By Candice Zachariahs
March 30 (Bloomberg) -- The Australian dollar dropped to the lowest in more than a week and New Zealand’s currency fell as regional stocks and commodities tumbled on concerns the global recession will deepen.
New Zealand’s currency pared its strongest month of gains since 1985 as factory output in Japan, the world’s second- largest economy, fell for a fifth month in February, its longest losing streak since 2001. The South Pacific nations’ dollars slid against Japan’s currency after an Obama administration official said bankruptcy may be the best option for troubled U.S. automakers, spurring investors to sell higher-yielding assets.
“The last two days of March are likely to be a bit of a whimper with the markets giving back some of this month’s gains,” said Alex Sinton, a senior currency dealer at ANZ National Bank Ltd. in Auckland. “The market is looking for signs of life in the economy.”

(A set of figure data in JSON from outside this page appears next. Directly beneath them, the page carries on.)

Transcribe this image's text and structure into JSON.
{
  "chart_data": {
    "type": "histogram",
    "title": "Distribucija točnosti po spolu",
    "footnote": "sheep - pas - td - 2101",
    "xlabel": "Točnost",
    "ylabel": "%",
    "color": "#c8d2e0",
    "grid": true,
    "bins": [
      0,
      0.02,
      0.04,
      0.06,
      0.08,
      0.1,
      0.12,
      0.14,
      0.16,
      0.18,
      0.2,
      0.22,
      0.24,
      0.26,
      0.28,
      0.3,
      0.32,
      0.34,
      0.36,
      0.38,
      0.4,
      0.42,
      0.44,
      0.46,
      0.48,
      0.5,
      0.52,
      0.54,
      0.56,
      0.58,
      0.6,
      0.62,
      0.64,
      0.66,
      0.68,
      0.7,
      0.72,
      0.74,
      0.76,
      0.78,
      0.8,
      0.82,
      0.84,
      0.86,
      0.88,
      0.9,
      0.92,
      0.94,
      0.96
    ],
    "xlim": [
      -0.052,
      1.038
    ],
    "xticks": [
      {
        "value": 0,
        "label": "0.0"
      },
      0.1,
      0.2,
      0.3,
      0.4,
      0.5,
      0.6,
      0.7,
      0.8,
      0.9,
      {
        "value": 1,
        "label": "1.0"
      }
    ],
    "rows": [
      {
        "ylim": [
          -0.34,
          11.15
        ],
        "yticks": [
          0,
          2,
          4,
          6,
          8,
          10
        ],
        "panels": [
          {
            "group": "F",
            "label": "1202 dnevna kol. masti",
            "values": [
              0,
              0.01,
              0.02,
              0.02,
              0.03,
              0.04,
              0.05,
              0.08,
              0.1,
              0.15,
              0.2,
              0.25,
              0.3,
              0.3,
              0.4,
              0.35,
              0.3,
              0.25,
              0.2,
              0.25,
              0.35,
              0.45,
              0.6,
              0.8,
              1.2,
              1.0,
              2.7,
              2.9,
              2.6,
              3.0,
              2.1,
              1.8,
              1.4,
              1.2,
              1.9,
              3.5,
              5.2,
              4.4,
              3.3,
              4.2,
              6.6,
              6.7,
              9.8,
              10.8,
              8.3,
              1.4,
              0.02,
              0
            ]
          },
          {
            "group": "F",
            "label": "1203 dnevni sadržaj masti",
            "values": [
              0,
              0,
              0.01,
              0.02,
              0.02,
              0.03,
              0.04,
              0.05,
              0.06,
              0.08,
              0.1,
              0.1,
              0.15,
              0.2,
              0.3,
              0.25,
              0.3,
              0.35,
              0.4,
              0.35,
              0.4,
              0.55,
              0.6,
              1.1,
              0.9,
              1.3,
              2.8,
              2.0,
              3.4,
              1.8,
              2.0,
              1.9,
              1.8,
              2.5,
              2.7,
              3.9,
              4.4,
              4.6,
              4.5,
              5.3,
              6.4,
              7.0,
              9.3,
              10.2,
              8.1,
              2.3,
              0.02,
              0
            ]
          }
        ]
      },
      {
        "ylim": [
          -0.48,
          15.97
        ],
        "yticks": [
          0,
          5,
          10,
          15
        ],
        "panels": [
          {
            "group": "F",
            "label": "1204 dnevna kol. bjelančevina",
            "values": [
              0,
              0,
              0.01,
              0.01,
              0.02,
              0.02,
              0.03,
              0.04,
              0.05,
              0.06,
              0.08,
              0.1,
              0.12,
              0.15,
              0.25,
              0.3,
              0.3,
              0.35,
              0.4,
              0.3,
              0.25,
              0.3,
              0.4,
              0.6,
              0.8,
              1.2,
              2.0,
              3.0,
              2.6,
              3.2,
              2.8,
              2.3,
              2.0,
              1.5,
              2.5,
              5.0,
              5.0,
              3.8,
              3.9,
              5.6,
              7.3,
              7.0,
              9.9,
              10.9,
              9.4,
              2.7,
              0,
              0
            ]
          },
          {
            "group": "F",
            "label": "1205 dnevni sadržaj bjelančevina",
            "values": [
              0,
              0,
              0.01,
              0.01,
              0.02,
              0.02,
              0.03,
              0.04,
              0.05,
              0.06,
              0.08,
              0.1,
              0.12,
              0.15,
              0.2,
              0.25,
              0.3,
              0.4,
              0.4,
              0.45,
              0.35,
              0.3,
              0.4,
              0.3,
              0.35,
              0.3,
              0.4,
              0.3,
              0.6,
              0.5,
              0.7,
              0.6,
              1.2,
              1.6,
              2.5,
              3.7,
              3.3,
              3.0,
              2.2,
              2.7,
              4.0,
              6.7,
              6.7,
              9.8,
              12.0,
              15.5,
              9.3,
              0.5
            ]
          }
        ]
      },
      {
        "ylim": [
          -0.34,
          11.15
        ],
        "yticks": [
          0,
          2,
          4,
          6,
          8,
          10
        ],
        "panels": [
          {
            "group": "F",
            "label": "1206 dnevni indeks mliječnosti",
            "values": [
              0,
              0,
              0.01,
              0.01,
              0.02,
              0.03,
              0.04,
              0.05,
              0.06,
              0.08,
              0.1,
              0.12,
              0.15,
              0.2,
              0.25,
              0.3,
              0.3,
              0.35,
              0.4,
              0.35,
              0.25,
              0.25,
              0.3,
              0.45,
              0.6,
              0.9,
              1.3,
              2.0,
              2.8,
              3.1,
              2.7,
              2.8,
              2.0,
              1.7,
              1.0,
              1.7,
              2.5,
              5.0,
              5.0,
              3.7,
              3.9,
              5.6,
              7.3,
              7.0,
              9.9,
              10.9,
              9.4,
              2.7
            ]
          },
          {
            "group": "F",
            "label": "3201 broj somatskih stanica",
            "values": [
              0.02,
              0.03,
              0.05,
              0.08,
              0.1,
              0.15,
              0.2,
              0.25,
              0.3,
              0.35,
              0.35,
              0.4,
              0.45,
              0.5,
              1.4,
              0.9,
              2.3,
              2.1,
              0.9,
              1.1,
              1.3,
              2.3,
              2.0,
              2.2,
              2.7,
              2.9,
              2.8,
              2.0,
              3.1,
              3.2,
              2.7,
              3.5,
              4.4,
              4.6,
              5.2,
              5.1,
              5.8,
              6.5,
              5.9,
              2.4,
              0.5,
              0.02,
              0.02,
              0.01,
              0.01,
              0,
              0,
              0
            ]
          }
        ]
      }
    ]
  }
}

Australia’s currency fell 1.5 percent and touched 68.28 cents, the least since March 19, before trading at 68.36 U.S. cents as of 3:54 p.m. in Sydney. It pared its advance in March to 6.9 percent. The currency slipped 2.2 percent, the most since March 5, to 66.44 yen from 67.93 yen in New York March 27.
New Zealand’s dollar declined 1.3 percent to 56.31 U.S. cents from 57.06 cents in New York. It has strengthened 12 percent in March, the most since August 1985. It bought 54.72 yen, reducing this month’s advance to 12 percent, also the most since 1985. New Zealand’s dollar may slide toward 56.02 cents today, Sinton said.
Homes Sales, Futures Bets
New Zealand home-building approvals rose for the first time in three months in February. Approvals jumped 11.6 percent from January when they declined 13 percent to a record, Statistics New Zealand said in Wellington today, citing seasonally adjusted figures. Australian sales of newly built home gained 3.9 percent in February, the Housing Industry Association said today.
The Reserve Bank of Australia has room to cut interest rates further, Treasurer Wayne Swan said today in Tokyo. Borrowing costs are at a 45-year low after the bank trimmed rates 4 percentage points since early September. It is forecast to take its benchmark down a further 50 basis points to 2.75 percent when it meets April 7, according to the median estimate of 16 economists surveyed by Bloomberg News.
“Australia has certainly not dodged the effects of this global recession. But we are better placed than most other countries to deal with it,” Swan said.
Bets on Australia, New Zealand
Futures traders reversed bets that the Australian dollar will decline against the greenback, holding the largest net long position since August, figures from the Washington-based Commodity Futures Trading Commission show. The difference in the number of wagers by hedge funds and other large speculators on an advance in the Australian dollar compared with those on a drop -- so-called net longs -- was 8,413 on March 24, compared with net shorts of 419 a week earlier.
Investors are the most bullish on Australian and New Zealand dollars since 2003 with Aberdeen Asset Management, Hermes Pension Management Ltd. and Kokusai Global Sovereign Open Fund betting that spending on commodities will increase as central banks print unprecedented amounts of cash to rescue their economies.
Investors should buy the Australian dollar against the euro as it may rise to the strongest since November, Barclays Capital said in a note to clients today. The currency, which traded at A$1.9354 per euro, should be bought on dips as it may rise as high as A$1.85 in three months, Barclays said.
Australia’s currency may erase this month’s losses versus New Zealand’s and rise as high as NZ$1.2931, Sue Trinh, senior currency strategist at RBC Capital Markets in Sydney wrote. It traded at NZ$1.2160 and has lost 4.7 percent in March.
Quarterly Declines
The so-called Aussie is set to fall 2.7 percent in the three months to March 31, its third straight decline after sliding 11 percent and 17 percent in the September and December quarters, respectively. New Zealand’s currency will weaken 2.9 percent, the smallest drop in four consecutive quarters of losses.
The currencies depreciated after their central banks slashed interest rates amid falling prices for commodities and equities as the industrialized world enters a synchronized recession. Benchmark interest rates are 3.25 percent in Australia and 3 percent in New Zealand, compared with 0.1 percent in Japan and as low as zero percent in the U.S.
Retail sales in Australia last month shrank for the first time in five months, according to economists polled by Bloomberg News before a report scheduled for April 1.
Australian government bonds rose, ending the longest stretch of losses since February 2008. The yield on 10-year notes fell 10 basis points, or 0.10 percentage point, to 4.47 percent, according to data compiled by Bloomberg. The price of the 5.25 percent security due March 2019 added 0.80, or A$8 per A$1,000 face amount, to 106.23.
New Zealand’s two-year swap rate, a fixed payment made to receive floating rates, rose to 4.12 percent from 3.85 percent on March 27.